What is fission track dating
Fission-track dating involves counting the damage tracks left fragments of the spontaneous fission Uranium-238.The spontaneous fission of Uranium-238 has a known rate, as such the number of tracks is theoretically related to the age of the sample.If accelerated decay did occur then fission-track dating; like all other all radiometric dating methods; is hopelessly in error.The fission track (FT) method is a single crystal technique and has several advantages in comparison to other dating methods: (1) any loss of daughter products due to increase of temperature can be detected through track-length measurements and (2) the low temperature range covered by the FT method (~300 – 60°C) is out of detection of most other radiometric dating systems.

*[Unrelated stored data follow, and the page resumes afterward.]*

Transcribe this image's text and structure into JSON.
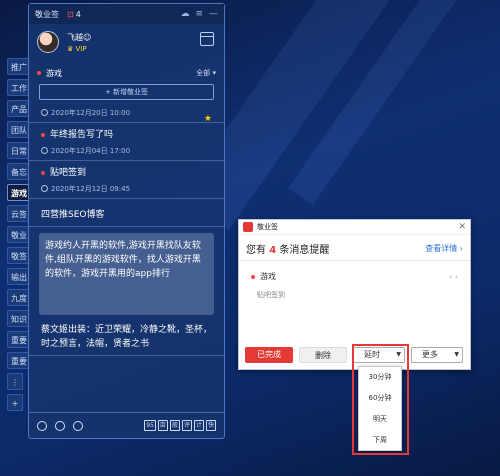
{
  "app": {
    "title": "敬业签",
    "unread_count": "4",
    "username": "飞越☺",
    "vip": "VIP"
  },
  "tabs": [
    "推广",
    "工作",
    "产品",
    "团队",
    "日常",
    "备忘",
    "游戏",
    "云签",
    "敬业",
    "敬签",
    "输出",
    "九度",
    "知识",
    "重要",
    "重要"
  ],
  "section": {
    "title": "游戏",
    "filter": "全部 ▾",
    "new_note": "+ 新增敬业签"
  },
  "notes": [
    {
      "title": "",
      "date": "2020年12月20日 10:00",
      "starred": true
    },
    {
      "title": "年终报告写了吗",
      "date": "2020年12月04日 17:00"
    },
    {
      "title": "贴吧签到",
      "date": "2020年12月12日 09:45"
    },
    {
      "title": "四营推SEO博客",
      "date": ""
    }
  ],
  "focused_note": "游戏约人开黑的软件,游戏开黑找队友软件,组队开黑的游戏软件，找人游戏开黑的软件，游戏开黑用的app排行",
  "last_note": "蔡文姬出装：近卫荣耀，冷静之靴，圣杯，时之预言，法帽，贤者之书",
  "bottom_bar": {
    "icons": [
      "contacts-icon",
      "search-icon",
      "settings-icon"
    ],
    "formats": [
      "95",
      "亩",
      "般",
      "评",
      "计",
      "快"
    ]
  },
  "popup": {
    "app_name": "敬业签",
    "headline_pre": "您有",
    "headline_num": "4",
    "headline_post": "条消息提醒",
    "details": "查看详情 ›",
    "item_title": "游戏",
    "item_sub": "贴吧签到",
    "done": "已完成",
    "delete": "删除",
    "delay": "延时",
    "more": "更多"
  },
  "dropdown_options": [
    "30分钟",
    "60分钟",
    "明天",
    "下周"
  ]
}
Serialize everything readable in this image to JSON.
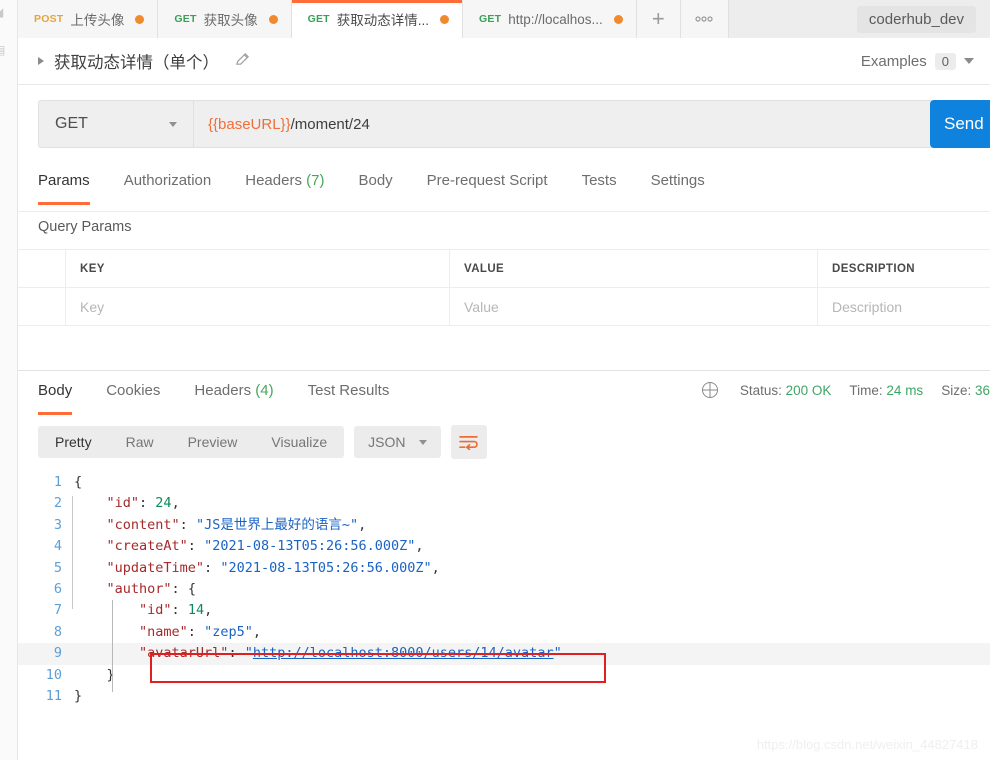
{
  "window": {
    "environment": "coderhub_dev"
  },
  "tabs": [
    {
      "method": "POST",
      "label": "上传头像",
      "unsaved": true,
      "active": false
    },
    {
      "method": "GET",
      "label": "获取头像",
      "unsaved": true,
      "active": false
    },
    {
      "method": "GET",
      "label": "获取动态详情...",
      "unsaved": true,
      "active": true
    },
    {
      "method": "GET",
      "label": "http://localhos...",
      "unsaved": true,
      "active": false
    }
  ],
  "tab_controls": {
    "add_label": "+",
    "more_label": "000"
  },
  "request_header": {
    "title": "获取动态详情（单个）",
    "edit_icon": "pencil-icon",
    "expand_icon": "caret-right-icon",
    "examples_label": "Examples",
    "examples_count": "0"
  },
  "url_bar": {
    "method": "GET",
    "url_variable": "{{baseURL}}",
    "url_path": "/moment/24",
    "send_label": "Send"
  },
  "request_tabs": [
    {
      "label": "Params",
      "count": "",
      "active": true
    },
    {
      "label": "Authorization",
      "count": "",
      "active": false
    },
    {
      "label": "Headers",
      "count": "(7)",
      "active": false
    },
    {
      "label": "Body",
      "count": "",
      "active": false
    },
    {
      "label": "Pre-request Script",
      "count": "",
      "active": false
    },
    {
      "label": "Tests",
      "count": "",
      "active": false
    },
    {
      "label": "Settings",
      "count": "",
      "active": false
    }
  ],
  "query_params": {
    "section_label": "Query Params",
    "columns": [
      "KEY",
      "VALUE",
      "DESCRIPTION"
    ],
    "rows": [
      {
        "key": "Key",
        "value": "Value",
        "description": "Description"
      }
    ]
  },
  "response_tabs": [
    {
      "label": "Body",
      "count": "",
      "active": true
    },
    {
      "label": "Cookies",
      "count": "",
      "active": false
    },
    {
      "label": "Headers",
      "count": "(4)",
      "active": false
    },
    {
      "label": "Test Results",
      "count": "",
      "active": false
    }
  ],
  "response_meta": {
    "globe_icon": "globe-icon",
    "status_label": "Status:",
    "status_value": "200 OK",
    "time_label": "Time:",
    "time_value": "24 ms",
    "size_label": "Size:",
    "size_value": "36"
  },
  "body_toolbar": {
    "views": [
      {
        "label": "Pretty",
        "active": true
      },
      {
        "label": "Raw",
        "active": false
      },
      {
        "label": "Preview",
        "active": false
      },
      {
        "label": "Visualize",
        "active": false
      }
    ],
    "format": "JSON",
    "wrap_icon": "word-wrap-icon"
  },
  "response_body": {
    "language": "json",
    "lines": [
      {
        "no": "1",
        "segments": [
          {
            "t": "{",
            "c": "p"
          }
        ]
      },
      {
        "no": "2",
        "segments": [
          {
            "t": "    \"id\"",
            "c": "k"
          },
          {
            "t": ": ",
            "c": "p"
          },
          {
            "t": "24",
            "c": "n"
          },
          {
            "t": ",",
            "c": "p"
          }
        ]
      },
      {
        "no": "3",
        "segments": [
          {
            "t": "    \"content\"",
            "c": "k"
          },
          {
            "t": ": ",
            "c": "p"
          },
          {
            "t": "\"JS是世界上最好的语言~\"",
            "c": "s"
          },
          {
            "t": ",",
            "c": "p"
          }
        ]
      },
      {
        "no": "4",
        "segments": [
          {
            "t": "    \"createAt\"",
            "c": "k"
          },
          {
            "t": ": ",
            "c": "p"
          },
          {
            "t": "\"2021-08-13T05:26:56.000Z\"",
            "c": "s"
          },
          {
            "t": ",",
            "c": "p"
          }
        ]
      },
      {
        "no": "5",
        "segments": [
          {
            "t": "    \"updateTime\"",
            "c": "k"
          },
          {
            "t": ": ",
            "c": "p"
          },
          {
            "t": "\"2021-08-13T05:26:56.000Z\"",
            "c": "s"
          },
          {
            "t": ",",
            "c": "p"
          }
        ]
      },
      {
        "no": "6",
        "segments": [
          {
            "t": "    \"author\"",
            "c": "k"
          },
          {
            "t": ": ",
            "c": "p"
          },
          {
            "t": "{",
            "c": "p"
          }
        ]
      },
      {
        "no": "7",
        "segments": [
          {
            "t": "        \"id\"",
            "c": "k"
          },
          {
            "t": ": ",
            "c": "p"
          },
          {
            "t": "14",
            "c": "n"
          },
          {
            "t": ",",
            "c": "p"
          }
        ]
      },
      {
        "no": "8",
        "segments": [
          {
            "t": "        \"name\"",
            "c": "k"
          },
          {
            "t": ": ",
            "c": "p"
          },
          {
            "t": "\"zep5\"",
            "c": "s"
          },
          {
            "t": ",",
            "c": "p"
          }
        ]
      },
      {
        "no": "9",
        "highlight": true,
        "segments": [
          {
            "t": "        \"avatarUrl\"",
            "c": "k"
          },
          {
            "t": ": ",
            "c": "p"
          },
          {
            "t": "\"",
            "c": "s"
          },
          {
            "t": "http://localhost:8000/users/14/avatar",
            "c": "s u"
          },
          {
            "t": "\"",
            "c": "s"
          }
        ]
      },
      {
        "no": "10",
        "segments": [
          {
            "t": "    }",
            "c": "p"
          }
        ]
      },
      {
        "no": "11",
        "segments": [
          {
            "t": "}",
            "c": "p"
          }
        ]
      }
    ]
  },
  "annotation": {
    "highlight_box": "red-rectangle-annotation"
  },
  "watermark": "https://blog.csdn.net/weixin_44827418",
  "colors": {
    "accent_orange": "#ff6c37",
    "send_blue": "#0e82dc",
    "status_green": "#3ea665",
    "annotation_red": "#e02020",
    "json_key": "#a52a2a",
    "json_string": "#1a63c4",
    "json_number": "#0c8a5b"
  }
}
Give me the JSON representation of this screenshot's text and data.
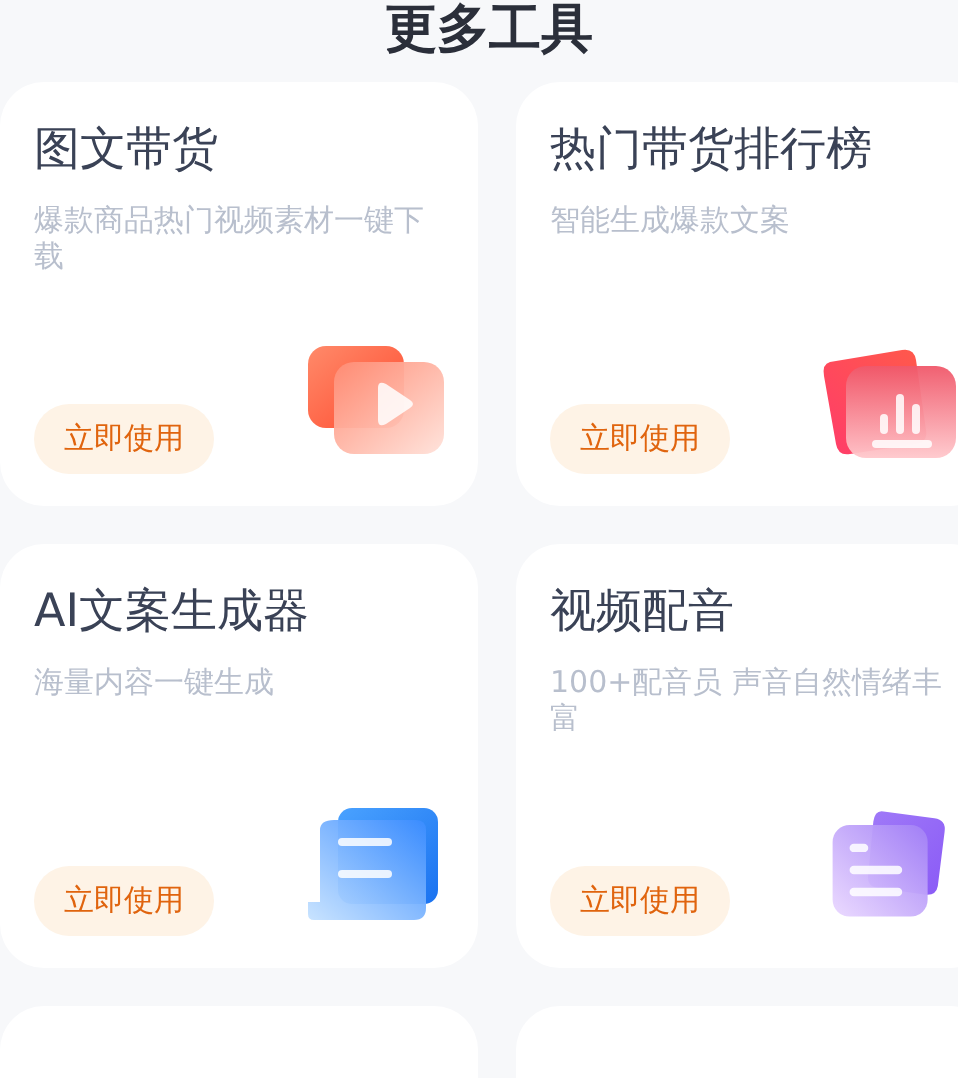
{
  "header": {
    "title": "更多工具"
  },
  "tools": [
    {
      "title": "图文带货",
      "description": "爆款商品热门视频素材一键下载",
      "button": "立即使用"
    },
    {
      "title": "热门带货排行榜",
      "description": "智能生成爆款文案",
      "button": "立即使用"
    },
    {
      "title": "AI文案生成器",
      "description": "海量内容一键生成",
      "button": "立即使用"
    },
    {
      "title": "视频配音",
      "description": "100+配音员 声音自然情绪丰富",
      "button": "立即使用"
    }
  ]
}
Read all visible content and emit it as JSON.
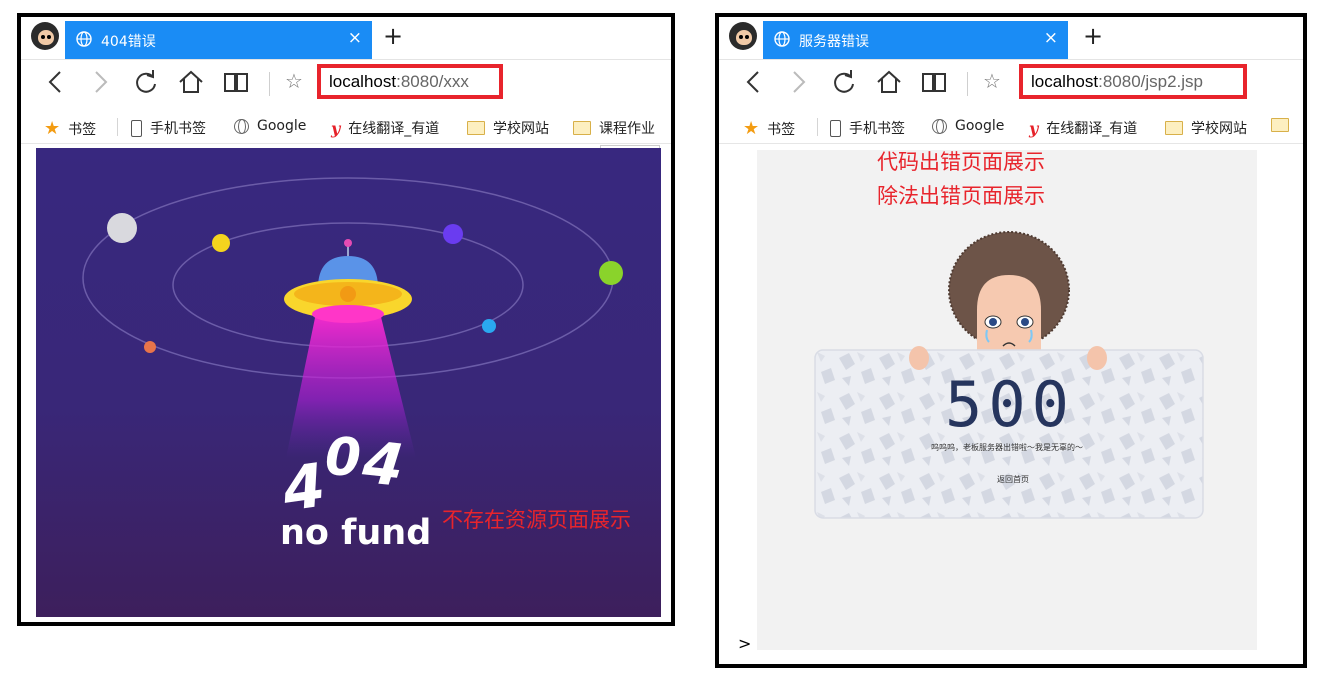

Another source of possible error for fission-track dating is the possibility that tracks could be made by isotopes with higher spontaneous fission rates than Uranium-238.
The submicroscopic tracks accumulate over time and are revealed by chemical etching of polished internal surfaces of the crystal (Price and Walker, 1962).
For the fission-track system of apatite a transition zone where tracks are essentially unstable is recognized.
The EDM emerged as the dominant method because it offers significant advantages over the other approaches.
First, the EDM was recognised as the first geochronological method capable of routinely producing single grain age estimates, leading to the development of detrital geochronology.